I might be some sort of hero.

After all, I did perform four life-saving acts of heroism by now. That doesn't make me feel heroic, though. All it does is make me dread the fifth.

I don't have any superpowers. The only tool in my disposal is a simple procedure known as "the Heimlich maneuver". It is used to dislodge obstructions from the breathing tract of an individual, by pushing up on their chest really hard. It doesn't require special training, but you can't do it on yourself.

First time. I just came back home from school, taking off my shoes in the mudroom. Dad was eating dinner, when suddenly, he dropped on all fours and started to crawl toward me, making these nightmarish, pained noises of a man desperately trying to draw a breath, unable to ask for help.
Nobody else was around, but I knew what to do: I wrap my hands around his torso from the back, and I pull up as hard as I can.
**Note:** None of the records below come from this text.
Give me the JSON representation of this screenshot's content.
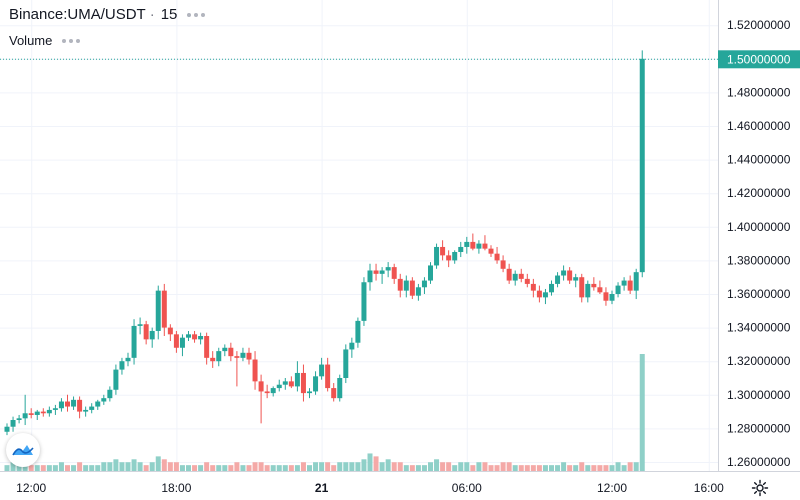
{
  "legend": {
    "symbol": "Binance:UMA/USDT",
    "interval": "15",
    "volume_label": "Volume"
  },
  "icons": {
    "logo": "tradingview-logo-icon",
    "settings": "gear-icon",
    "more": "more-dots-icon"
  },
  "colors": {
    "up": "#26a69a",
    "down": "#ef5350",
    "up_volume": "#8fd0c8",
    "down_volume": "#f4a9a7",
    "grid": "#f0f3fa",
    "last_price": "#26a69a"
  },
  "chart_data": {
    "type": "candlestick",
    "title": "Binance:UMA/USDT",
    "interval": "15",
    "grid": true,
    "ylim": [
      1.25,
      1.525
    ],
    "y_ticks": [
      "1.26000000",
      "1.28000000",
      "1.30000000",
      "1.32000000",
      "1.34000000",
      "1.36000000",
      "1.38000000",
      "1.40000000",
      "1.42000000",
      "1.44000000",
      "1.46000000",
      "1.48000000",
      "1.50000000",
      "1.52000000"
    ],
    "x_ticks": [
      {
        "label": "12:00",
        "index": 4,
        "bold": false
      },
      {
        "label": "18:00",
        "index": 28,
        "bold": false
      },
      {
        "label": "21",
        "index": 52,
        "bold": true
      },
      {
        "label": "06:00",
        "index": 76,
        "bold": false
      },
      {
        "label": "12:00",
        "index": 100,
        "bold": false
      },
      {
        "label": "16:00",
        "index": 116,
        "bold": false
      }
    ],
    "last_price": "1.50000000",
    "candles": [
      [
        1.278,
        1.283,
        1.276,
        1.281,
        2
      ],
      [
        1.281,
        1.287,
        1.278,
        1.285,
        3
      ],
      [
        1.285,
        1.288,
        1.283,
        1.286,
        2
      ],
      [
        1.286,
        1.3,
        1.282,
        1.289,
        4
      ],
      [
        1.289,
        1.292,
        1.286,
        1.288,
        2
      ],
      [
        1.288,
        1.291,
        1.285,
        1.29,
        2
      ],
      [
        1.29,
        1.292,
        1.287,
        1.289,
        2
      ],
      [
        1.289,
        1.293,
        1.287,
        1.291,
        2
      ],
      [
        1.291,
        1.294,
        1.288,
        1.292,
        2
      ],
      [
        1.292,
        1.298,
        1.29,
        1.296,
        3
      ],
      [
        1.296,
        1.3,
        1.29,
        1.293,
        2
      ],
      [
        1.293,
        1.299,
        1.291,
        1.297,
        2
      ],
      [
        1.297,
        1.299,
        1.286,
        1.29,
        3
      ],
      [
        1.29,
        1.293,
        1.287,
        1.291,
        2
      ],
      [
        1.291,
        1.295,
        1.289,
        1.293,
        2
      ],
      [
        1.293,
        1.297,
        1.291,
        1.296,
        2
      ],
      [
        1.296,
        1.3,
        1.294,
        1.298,
        3
      ],
      [
        1.298,
        1.305,
        1.296,
        1.303,
        3
      ],
      [
        1.303,
        1.318,
        1.3,
        1.315,
        4
      ],
      [
        1.315,
        1.322,
        1.312,
        1.32,
        3
      ],
      [
        1.32,
        1.325,
        1.317,
        1.322,
        3
      ],
      [
        1.322,
        1.345,
        1.318,
        1.341,
        4
      ],
      [
        1.341,
        1.346,
        1.336,
        1.342,
        3
      ],
      [
        1.342,
        1.344,
        1.33,
        1.333,
        2
      ],
      [
        1.333,
        1.34,
        1.328,
        1.338,
        3
      ],
      [
        1.338,
        1.365,
        1.333,
        1.362,
        5
      ],
      [
        1.362,
        1.366,
        1.335,
        1.34,
        4
      ],
      [
        1.34,
        1.342,
        1.332,
        1.336,
        3
      ],
      [
        1.336,
        1.338,
        1.325,
        1.328,
        3
      ],
      [
        1.328,
        1.336,
        1.323,
        1.334,
        2
      ],
      [
        1.334,
        1.338,
        1.332,
        1.336,
        2
      ],
      [
        1.336,
        1.338,
        1.331,
        1.333,
        2
      ],
      [
        1.333,
        1.337,
        1.33,
        1.335,
        2
      ],
      [
        1.335,
        1.337,
        1.318,
        1.322,
        3
      ],
      [
        1.322,
        1.326,
        1.316,
        1.32,
        2
      ],
      [
        1.32,
        1.328,
        1.317,
        1.326,
        2
      ],
      [
        1.326,
        1.33,
        1.323,
        1.328,
        2
      ],
      [
        1.328,
        1.331,
        1.32,
        1.323,
        2
      ],
      [
        1.323,
        1.326,
        1.305,
        1.322,
        3
      ],
      [
        1.322,
        1.328,
        1.32,
        1.325,
        2
      ],
      [
        1.325,
        1.328,
        1.318,
        1.321,
        2
      ],
      [
        1.321,
        1.326,
        1.303,
        1.308,
        3
      ],
      [
        1.308,
        1.312,
        1.283,
        1.302,
        3
      ],
      [
        1.302,
        1.306,
        1.298,
        1.301,
        2
      ],
      [
        1.301,
        1.305,
        1.299,
        1.304,
        2
      ],
      [
        1.304,
        1.309,
        1.302,
        1.306,
        2
      ],
      [
        1.306,
        1.31,
        1.303,
        1.308,
        2
      ],
      [
        1.308,
        1.311,
        1.304,
        1.305,
        2
      ],
      [
        1.305,
        1.32,
        1.302,
        1.313,
        2
      ],
      [
        1.313,
        1.318,
        1.296,
        1.301,
        3
      ],
      [
        1.301,
        1.304,
        1.298,
        1.302,
        2
      ],
      [
        1.302,
        1.314,
        1.3,
        1.311,
        3
      ],
      [
        1.311,
        1.322,
        1.309,
        1.318,
        3
      ],
      [
        1.318,
        1.322,
        1.302,
        1.304,
        3
      ],
      [
        1.304,
        1.307,
        1.296,
        1.298,
        2
      ],
      [
        1.298,
        1.312,
        1.296,
        1.31,
        3
      ],
      [
        1.31,
        1.33,
        1.307,
        1.327,
        3
      ],
      [
        1.327,
        1.334,
        1.322,
        1.331,
        3
      ],
      [
        1.331,
        1.346,
        1.328,
        1.344,
        3
      ],
      [
        1.344,
        1.37,
        1.341,
        1.367,
        4
      ],
      [
        1.367,
        1.378,
        1.362,
        1.374,
        6
      ],
      [
        1.374,
        1.378,
        1.368,
        1.372,
        5
      ],
      [
        1.372,
        1.376,
        1.366,
        1.374,
        3
      ],
      [
        1.374,
        1.379,
        1.37,
        1.376,
        4
      ],
      [
        1.376,
        1.378,
        1.366,
        1.369,
        3
      ],
      [
        1.369,
        1.372,
        1.358,
        1.362,
        3
      ],
      [
        1.362,
        1.371,
        1.358,
        1.368,
        2
      ],
      [
        1.368,
        1.37,
        1.357,
        1.359,
        2
      ],
      [
        1.359,
        1.366,
        1.356,
        1.364,
        2
      ],
      [
        1.364,
        1.37,
        1.36,
        1.368,
        2
      ],
      [
        1.368,
        1.379,
        1.366,
        1.377,
        3
      ],
      [
        1.377,
        1.39,
        1.375,
        1.388,
        4
      ],
      [
        1.388,
        1.392,
        1.38,
        1.383,
        3
      ],
      [
        1.383,
        1.386,
        1.376,
        1.38,
        3
      ],
      [
        1.38,
        1.386,
        1.378,
        1.385,
        2
      ],
      [
        1.385,
        1.391,
        1.382,
        1.388,
        3
      ],
      [
        1.388,
        1.394,
        1.384,
        1.391,
        3
      ],
      [
        1.391,
        1.396,
        1.386,
        1.387,
        2
      ],
      [
        1.387,
        1.392,
        1.384,
        1.39,
        3
      ],
      [
        1.39,
        1.395,
        1.386,
        1.387,
        3
      ],
      [
        1.387,
        1.389,
        1.382,
        1.384,
        2
      ],
      [
        1.384,
        1.388,
        1.378,
        1.38,
        2
      ],
      [
        1.38,
        1.383,
        1.373,
        1.375,
        3
      ],
      [
        1.375,
        1.378,
        1.366,
        1.368,
        3
      ],
      [
        1.368,
        1.374,
        1.365,
        1.372,
        2
      ],
      [
        1.372,
        1.375,
        1.367,
        1.369,
        2
      ],
      [
        1.369,
        1.372,
        1.364,
        1.366,
        2
      ],
      [
        1.366,
        1.369,
        1.358,
        1.362,
        2
      ],
      [
        1.362,
        1.365,
        1.355,
        1.358,
        2
      ],
      [
        1.358,
        1.363,
        1.354,
        1.361,
        2
      ],
      [
        1.361,
        1.368,
        1.359,
        1.366,
        2
      ],
      [
        1.366,
        1.373,
        1.364,
        1.371,
        2
      ],
      [
        1.371,
        1.377,
        1.368,
        1.374,
        3
      ],
      [
        1.374,
        1.376,
        1.366,
        1.368,
        2
      ],
      [
        1.368,
        1.372,
        1.364,
        1.37,
        2
      ],
      [
        1.37,
        1.372,
        1.355,
        1.358,
        3
      ],
      [
        1.358,
        1.368,
        1.355,
        1.366,
        2
      ],
      [
        1.366,
        1.37,
        1.362,
        1.364,
        2
      ],
      [
        1.364,
        1.368,
        1.36,
        1.361,
        2
      ],
      [
        1.361,
        1.364,
        1.353,
        1.356,
        2
      ],
      [
        1.356,
        1.362,
        1.354,
        1.36,
        2
      ],
      [
        1.36,
        1.367,
        1.358,
        1.365,
        3
      ],
      [
        1.365,
        1.37,
        1.362,
        1.368,
        2
      ],
      [
        1.368,
        1.371,
        1.36,
        1.362,
        3
      ],
      [
        1.362,
        1.375,
        1.357,
        1.373,
        3
      ],
      [
        1.373,
        1.505,
        1.37,
        1.5,
        40
      ]
    ],
    "volume_max": 40
  }
}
My dad is a large man, and I don't mean tall: my arms can't reach all the way, and my strength is not enough. I am in fear. I tell him to try and cough. I pull harder. It feels like trying to wrestle a tree, there is no impact or effect. Finally, I hear breathing and coughing. I always hear from people who went through extreme trouble, that adrenaline makes "time slow down". For me the opposite: everything was on fast-forward, no time to think.

Second time was scarier. He was eating downstairs, and had to crawl up to reach me. I had headphones on, and thankfully he made enough noise to get me alarmed. The stairwell in our house is not wide enough for me to go into Heimlich position: I have to watch him complete the journey all the way.

Third time was much scarier still. He was not even eating anything, just working at his desk. He vomited a tiny bit of acid, and it got stuck. I'm there. I start getting paranoid. I take off my headphones frequently. There are gaps of many months between the incidents, yet still I misinterpret every noise as choking and thrashing for help. I never close my door.

Now he can start chocking without any food or anything involved. Out of nowhere, he could start suffocating. What if nobody around knows to do the maneuver, and people just watch him die? What if he's home alone?

All of that pales in comparison to how scary the fourth time is. Thirty minutes back from me writing this, I am asleep in my bed, and dad starts choking in his sleep. Through my closed door, and through my dreams, his pained moan somehow reaches. Before my brain realizes what's going on, my body has already lept out and into their room, and onto his back. Mother is waking up, scared: "What do I do?"
My brain is still catching up, still trying to process, and my hands are already pulling. One, two - and there's breathing. Reliable.
I moved like a trained professional. It astounds me how fast I reacted. It feels like someone took over my body and controlled me for 10 seconds. I have saved my old man's life, and I don't feel heroic.